Former chief construction adviser Paul Morrell on Carillion’s shortcomings.
When I spoke to Richard Howson, then newly appointed as Carillion’s CEO, to ask whether he intended to address its reputation as a bad payer, he professed not to recognise the firm I was talking about.
Whether it was ignorance or guile is for others for others to determine, but the reality is Carillion is not alone in having constructed its business model around the insane idea that the smaller players in the industry capitalise the larger ones.
“I don’t see any immediate signs of main contractors changing their business models – or of any serious consideration of a business model which focuses on value to the customer.”
At some stage, those who are not getting paid on time have to find the courage to start discriminating against those who do not pay and price differentially. Otherwise there is no reward for the good payers.
When it comes to clients, the last time I looked, central government was a very good payer but local government was not.

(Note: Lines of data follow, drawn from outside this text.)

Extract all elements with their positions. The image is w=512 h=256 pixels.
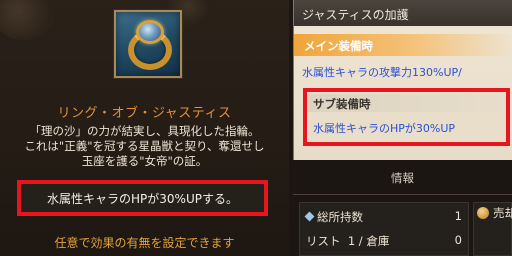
info-table: 総所持数 1 リスト 1 / 倉庫 0 売却 (293, 202, 512, 256)
owned-value: 1 (454, 209, 462, 223)
info-header: 情報 (391, 171, 414, 185)
blessing-panel: ジャスティスの加護 メイン装備時 水属性キャラの攻撃力130%UP/ サブ装備時… (289, 0, 512, 256)
list-label: リスト 1 / 倉庫 (306, 233, 389, 249)
effect-toggle-note[interactable]: 任意で効果の有無を設定できます (0, 234, 289, 251)
owned-label-text: 総所持数 (317, 210, 363, 224)
list-count-row: リスト 1 / 倉庫 0 (306, 233, 466, 251)
item-name: リング・オブ・ジャスティス (57, 106, 232, 121)
sub-equip-label: サブ装備時 (307, 94, 506, 112)
description-line: 玉座を護る"女帝"の証。 (81, 154, 208, 168)
list-value: 1 / 倉庫 (347, 234, 390, 248)
item-detail-panel: リング・オブ・ジャスティス 「理の沙」の力が結実し、具現化した指輪。 これは"正… (0, 0, 289, 256)
decorative-emblem (0, 0, 54, 40)
blessing-card: ジャスティスの加護 メイン装備時 水属性キャラの攻撃力130%UP/ サブ装備時… (293, 0, 512, 160)
storage-value: 0 (454, 233, 462, 247)
owned-label: 総所持数 (304, 209, 363, 225)
description-line: 「理の沙」の力が結実し、具現化した指輪。 (29, 124, 260, 138)
item-effect-highlight: 水属性キャラのHPが30%UPする。 (17, 180, 268, 216)
item-description: 「理の沙」の力が結実し、具現化した指輪。 これは"正義"を冠する星晶獣と契り、奪… (0, 124, 289, 169)
owned-stats: 総所持数 1 リスト 1 / 倉庫 0 (299, 202, 469, 256)
sell-label: 売却 (493, 206, 512, 220)
main-equip-effect: 水属性キャラの攻撃力130%UP/ (302, 66, 462, 79)
ring-gem-icon (136, 20, 164, 44)
description-line: これは"正義"を冠する星晶獣と契り、奪還せし (24, 139, 265, 153)
main-equip-label: メイン装備時 (294, 34, 512, 56)
item-effect-text: 水属性キャラのHPが30%UPする。 (47, 191, 238, 206)
sub-equip-highlight: サブ装備時 水属性キャラのHPが30%UP (303, 88, 510, 146)
blessing-title: ジャスティスの加護 (294, 0, 512, 26)
coin-icon (477, 207, 489, 219)
item-icon-frame (114, 10, 182, 78)
sell-button[interactable]: 売却 (473, 202, 512, 256)
owned-count-row: 総所持数 1 (304, 209, 466, 227)
sub-equip-effect: 水属性キャラのHPが30%UP (313, 122, 456, 135)
diamond-icon (304, 211, 315, 222)
info-divider (293, 194, 512, 195)
list-label-text: リスト (306, 234, 341, 248)
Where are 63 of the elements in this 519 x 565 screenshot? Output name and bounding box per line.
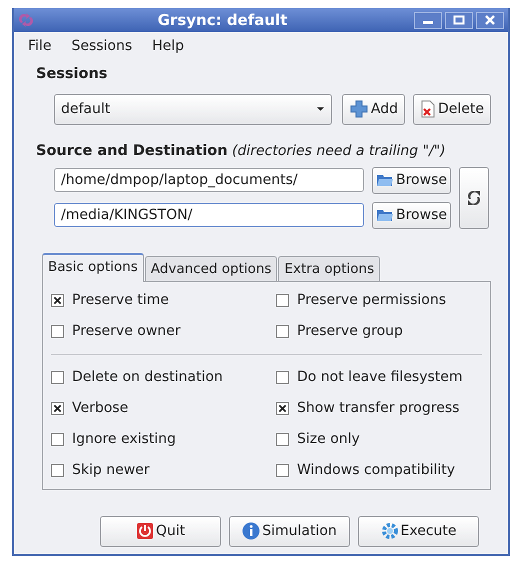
hint-text: (directories need a trailing "/"): [232, 142, 446, 159]
info-icon: [242, 522, 260, 540]
option-label: Do not leave filesystem: [297, 368, 463, 387]
quit-button[interactable]: Quit: [100, 516, 221, 547]
checkbox[interactable]: [276, 432, 289, 446]
close-button[interactable]: [476, 12, 504, 28]
close-icon: [484, 15, 496, 25]
option-label: Ignore existing: [72, 430, 176, 449]
execute-button[interactable]: Execute: [358, 516, 479, 547]
option-label: Preserve owner: [72, 322, 181, 341]
menu-item[interactable]: File: [28, 36, 52, 54]
checkbox[interactable]: [51, 432, 64, 446]
tab[interactable]: Advanced options: [144, 256, 278, 281]
option-label: Verbose: [72, 398, 128, 418]
app-logo-icon: [18, 12, 34, 28]
checkbox[interactable]: [276, 294, 289, 307]
tab[interactable]: Basic options: [42, 252, 144, 282]
refresh-arrows-icon: [466, 190, 482, 206]
option-label: Preserve group: [297, 322, 403, 341]
menu-item[interactable]: Help: [152, 36, 184, 54]
checkbox[interactable]: [51, 402, 64, 415]
check-mark-icon: [53, 296, 62, 305]
folder-icon: [376, 207, 394, 223]
delete-button[interactable]: Delete: [413, 94, 491, 125]
gear-icon: [380, 522, 398, 540]
option-label: Preserve permissions: [297, 290, 446, 310]
session-dropdown[interactable]: default: [54, 94, 332, 125]
option-label: Size only: [297, 430, 360, 449]
checkbox[interactable]: [276, 402, 289, 415]
checkbox[interactable]: [276, 324, 289, 338]
checkbox[interactable]: [51, 324, 64, 338]
folder-icon: [376, 172, 394, 188]
check-mark-icon: [278, 404, 287, 413]
swap-button[interactable]: [458, 166, 489, 228]
window-title: Grsync: default: [156, 10, 288, 31]
check-mark-icon: [53, 404, 62, 413]
checkbox[interactable]: [51, 294, 64, 307]
tab[interactable]: Extra options: [278, 256, 380, 281]
power-icon: [136, 522, 154, 540]
plus-icon: [348, 99, 369, 120]
checkbox[interactable]: [51, 370, 64, 384]
maximize-icon: [453, 15, 465, 25]
checkbox[interactable]: [276, 370, 289, 384]
source-field[interactable]: /home/dmpop/laptop_documents/: [54, 168, 364, 192]
menu-item[interactable]: Sessions: [71, 36, 132, 54]
section-heading: Source and Destination: [36, 142, 228, 159]
simulation-button[interactable]: Simulation: [229, 516, 350, 547]
browse-button[interactable]: Browse: [372, 166, 451, 194]
section-heading: Sessions: [36, 65, 108, 84]
browse-button[interactable]: Browse: [372, 202, 451, 228]
minimize-button[interactable]: [414, 12, 442, 28]
option-label: Windows compatibility: [297, 460, 456, 480]
maximize-button[interactable]: [445, 12, 473, 28]
dropdown-arrow-icon: [316, 106, 325, 112]
checkbox[interactable]: [276, 464, 289, 477]
destination-field[interactable]: /media/KINGSTON/: [54, 203, 364, 227]
option-label: Show transfer progress: [297, 398, 460, 418]
option-label: Delete on destination: [72, 368, 223, 387]
document-delete-icon: [420, 100, 436, 118]
option-label: Preserve time: [72, 290, 169, 310]
option-label: Skip newer: [72, 460, 150, 480]
add-button[interactable]: Add: [342, 94, 405, 125]
checkbox[interactable]: [51, 464, 64, 477]
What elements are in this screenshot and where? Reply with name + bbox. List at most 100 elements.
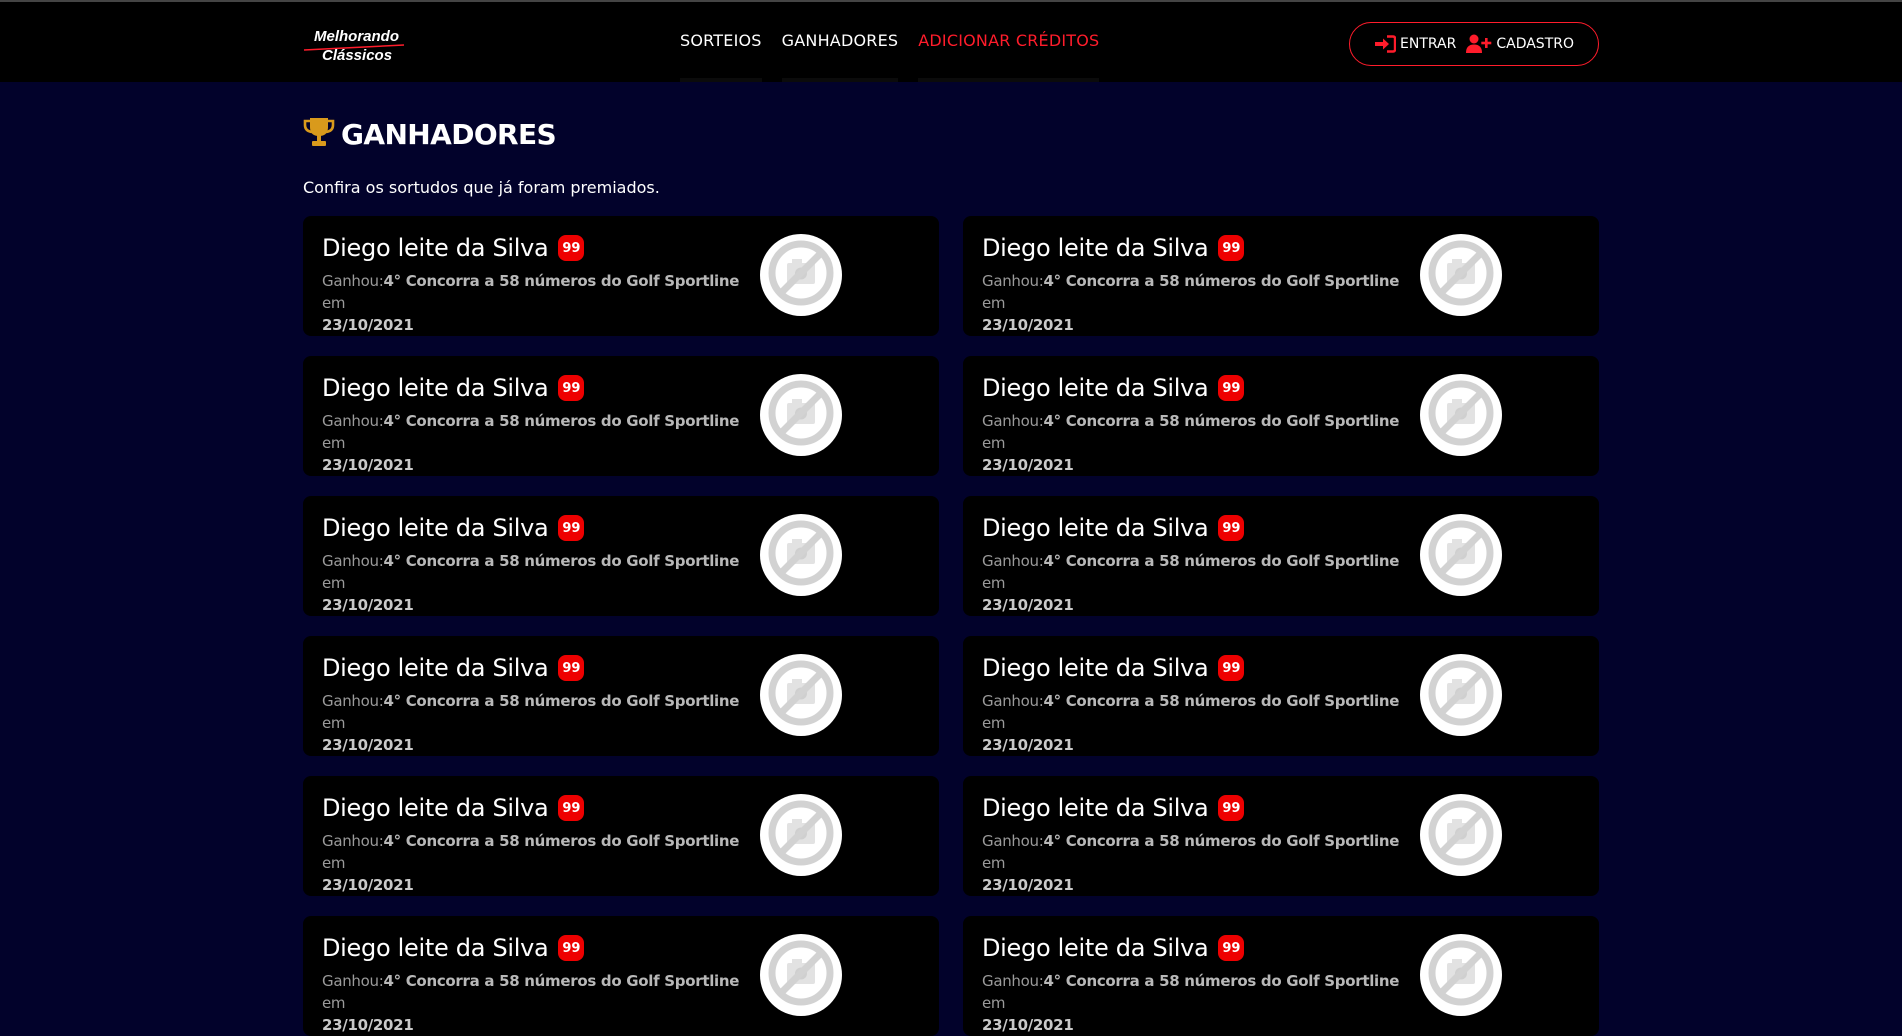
- main-nav: SORTEIOS GANHADORES ADICIONAR CRÉDITOS: [680, 2, 1119, 82]
- logo-line2: Clássicos: [322, 47, 392, 64]
- auth-box: ENTRAR CADASTRO: [1349, 22, 1599, 66]
- on-label: em: [322, 434, 346, 452]
- page-subtitle: Confira os sortudos que já foram premiad…: [303, 178, 660, 197]
- winner-header: Diego leite da Silva 99: [322, 934, 939, 962]
- winner-card[interactable]: Diego leite da Silva 99 Ganhou:4° Concor…: [303, 496, 939, 616]
- on-label: em: [322, 994, 346, 1012]
- draw-date: 23/10/2021: [322, 736, 414, 754]
- nav-sorteios[interactable]: SORTEIOS: [680, 2, 762, 82]
- register-link[interactable]: CADASTRO: [1466, 34, 1574, 54]
- winner-number-badge: 99: [558, 515, 585, 541]
- winner-description: Ganhou:4° Concorra a 58 números do Golf …: [322, 830, 752, 896]
- draw-date: 23/10/2021: [982, 736, 1074, 754]
- no-image-icon: [1425, 237, 1497, 313]
- nav-adicionar-creditos[interactable]: ADICIONAR CRÉDITOS: [918, 2, 1100, 82]
- trophy-icon: [303, 117, 335, 151]
- winner-description: Ganhou:4° Concorra a 58 números do Golf …: [322, 690, 752, 756]
- winner-number-badge: 99: [1218, 655, 1245, 681]
- prize-thumbnail: [760, 654, 842, 736]
- sign-in-icon: [1374, 35, 1396, 53]
- winner-card[interactable]: Diego leite da Silva 99 Ganhou:4° Concor…: [963, 916, 1599, 1036]
- no-image-icon: [1425, 797, 1497, 873]
- prize-name: 4° Concorra a 58 números do Golf Sportli…: [383, 832, 740, 850]
- on-label: em: [322, 294, 346, 312]
- prize-name: 4° Concorra a 58 números do Golf Sportli…: [1043, 832, 1400, 850]
- winner-card[interactable]: Diego leite da Silva 99 Ganhou:4° Concor…: [963, 216, 1599, 336]
- login-label: ENTRAR: [1400, 36, 1457, 52]
- user-plus-icon: [1466, 34, 1492, 54]
- winner-name: Diego leite da Silva: [322, 934, 549, 962]
- winner-description: Ganhou:4° Concorra a 58 números do Golf …: [322, 970, 752, 1036]
- won-label: Ganhou:: [982, 692, 1044, 710]
- site-header: Melhorando Clássicos SORTEIOS GANHADORES…: [0, 2, 1902, 82]
- draw-date: 23/10/2021: [982, 596, 1074, 614]
- winner-header: Diego leite da Silva 99: [322, 794, 939, 822]
- winner-name: Diego leite da Silva: [982, 794, 1209, 822]
- winner-header: Diego leite da Silva 99: [322, 234, 939, 262]
- winner-card[interactable]: Diego leite da Silva 99 Ganhou:4° Concor…: [963, 496, 1599, 616]
- no-image-icon: [1425, 937, 1497, 1013]
- winner-card[interactable]: Diego leite da Silva 99 Ganhou:4° Concor…: [963, 636, 1599, 756]
- won-label: Ganhou:: [322, 412, 384, 430]
- draw-date: 23/10/2021: [322, 876, 414, 894]
- on-label: em: [982, 854, 1006, 872]
- winner-name: Diego leite da Silva: [322, 794, 549, 822]
- no-image-icon: [765, 237, 837, 313]
- register-label: CADASTRO: [1496, 36, 1574, 52]
- winner-description: Ganhou:4° Concorra a 58 números do Golf …: [322, 270, 752, 336]
- page-title-text: GANHADORES: [341, 117, 557, 151]
- prize-thumbnail: [760, 234, 842, 316]
- winner-card[interactable]: Diego leite da Silva 99 Ganhou:4° Concor…: [303, 636, 939, 756]
- won-label: Ganhou:: [322, 692, 384, 710]
- draw-date: 23/10/2021: [982, 1016, 1074, 1034]
- winner-card[interactable]: Diego leite da Silva 99 Ganhou:4° Concor…: [303, 916, 939, 1036]
- prize-name: 4° Concorra a 58 números do Golf Sportli…: [1043, 272, 1400, 290]
- winner-name: Diego leite da Silva: [322, 514, 549, 542]
- winner-name: Diego leite da Silva: [982, 654, 1209, 682]
- won-label: Ganhou:: [982, 272, 1044, 290]
- winner-number-badge: 99: [558, 935, 585, 961]
- winner-card[interactable]: Diego leite da Silva 99 Ganhou:4° Concor…: [303, 776, 939, 896]
- winner-header: Diego leite da Silva 99: [322, 374, 939, 402]
- no-image-icon: [1425, 657, 1497, 733]
- winner-description: Ganhou:4° Concorra a 58 números do Golf …: [322, 550, 752, 616]
- prize-name: 4° Concorra a 58 números do Golf Sportli…: [1043, 412, 1400, 430]
- winner-card[interactable]: Diego leite da Silva 99 Ganhou:4° Concor…: [303, 216, 939, 336]
- login-link[interactable]: ENTRAR: [1374, 35, 1456, 53]
- winners-grid: Diego leite da Silva 99 Ganhou:4° Concor…: [303, 216, 1599, 1036]
- prize-thumbnail: [760, 794, 842, 876]
- prize-thumbnail: [1420, 654, 1502, 736]
- no-image-icon: [765, 517, 837, 593]
- draw-date: 23/10/2021: [322, 1016, 414, 1034]
- on-label: em: [982, 434, 1006, 452]
- winner-description: Ganhou:4° Concorra a 58 números do Golf …: [982, 410, 1412, 476]
- winner-number-badge: 99: [558, 655, 585, 681]
- winner-number-badge: 99: [558, 375, 585, 401]
- winner-card[interactable]: Diego leite da Silva 99 Ganhou:4° Concor…: [963, 356, 1599, 476]
- on-label: em: [982, 714, 1006, 732]
- nav-ganhadores[interactable]: GANHADORES: [781, 2, 899, 82]
- no-image-icon: [765, 937, 837, 1013]
- winner-number-badge: 99: [558, 795, 585, 821]
- won-label: Ganhou:: [982, 832, 1044, 850]
- draw-date: 23/10/2021: [322, 456, 414, 474]
- winner-description: Ganhou:4° Concorra a 58 números do Golf …: [982, 270, 1412, 336]
- winner-header: Diego leite da Silva 99: [982, 794, 1599, 822]
- winner-card[interactable]: Diego leite da Silva 99 Ganhou:4° Concor…: [963, 776, 1599, 896]
- on-label: em: [322, 714, 346, 732]
- prize-thumbnail: [1420, 234, 1502, 316]
- winner-header: Diego leite da Silva 99: [982, 654, 1599, 682]
- no-image-icon: [765, 377, 837, 453]
- winner-description: Ganhou:4° Concorra a 58 números do Golf …: [982, 690, 1412, 756]
- prize-name: 4° Concorra a 58 números do Golf Sportli…: [383, 552, 740, 570]
- draw-date: 23/10/2021: [982, 316, 1074, 334]
- no-image-icon: [1425, 377, 1497, 453]
- winner-header: Diego leite da Silva 99: [982, 934, 1599, 962]
- prize-thumbnail: [1420, 934, 1502, 1016]
- no-image-icon: [1425, 517, 1497, 593]
- prize-name: 4° Concorra a 58 números do Golf Sportli…: [1043, 552, 1400, 570]
- winner-card[interactable]: Diego leite da Silva 99 Ganhou:4° Concor…: [303, 356, 939, 476]
- prize-name: 4° Concorra a 58 números do Golf Sportli…: [1043, 972, 1400, 990]
- site-logo[interactable]: Melhorando Clássicos: [302, 26, 406, 66]
- won-label: Ganhou:: [322, 832, 384, 850]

In addition to talking sanctions against contractors, how about requiring timely payment by all public authorities involved in projects which have an element of central government funding?
I don’t see any immediate signs of main contractors changing their business models – or of any serious consideration of a business model which focuses on value to the customer – but it could be one long-term consequence of BIM, where the benefits of a more productive environment are unlikely to be captured by tier one contractors but rather trade contractors (who already enjoy better margins).
The direct delivery model is not, however, suited to major players in an industry where demand is both diverse and volatile – forces that demand flexibility in skills and resources. I suspect that if we see a customer-focused model at all, it will come from new entrants.
However, the collapse of a major firm, even one as big as Carillion, doesn’t mean the business model for a whole sector is over.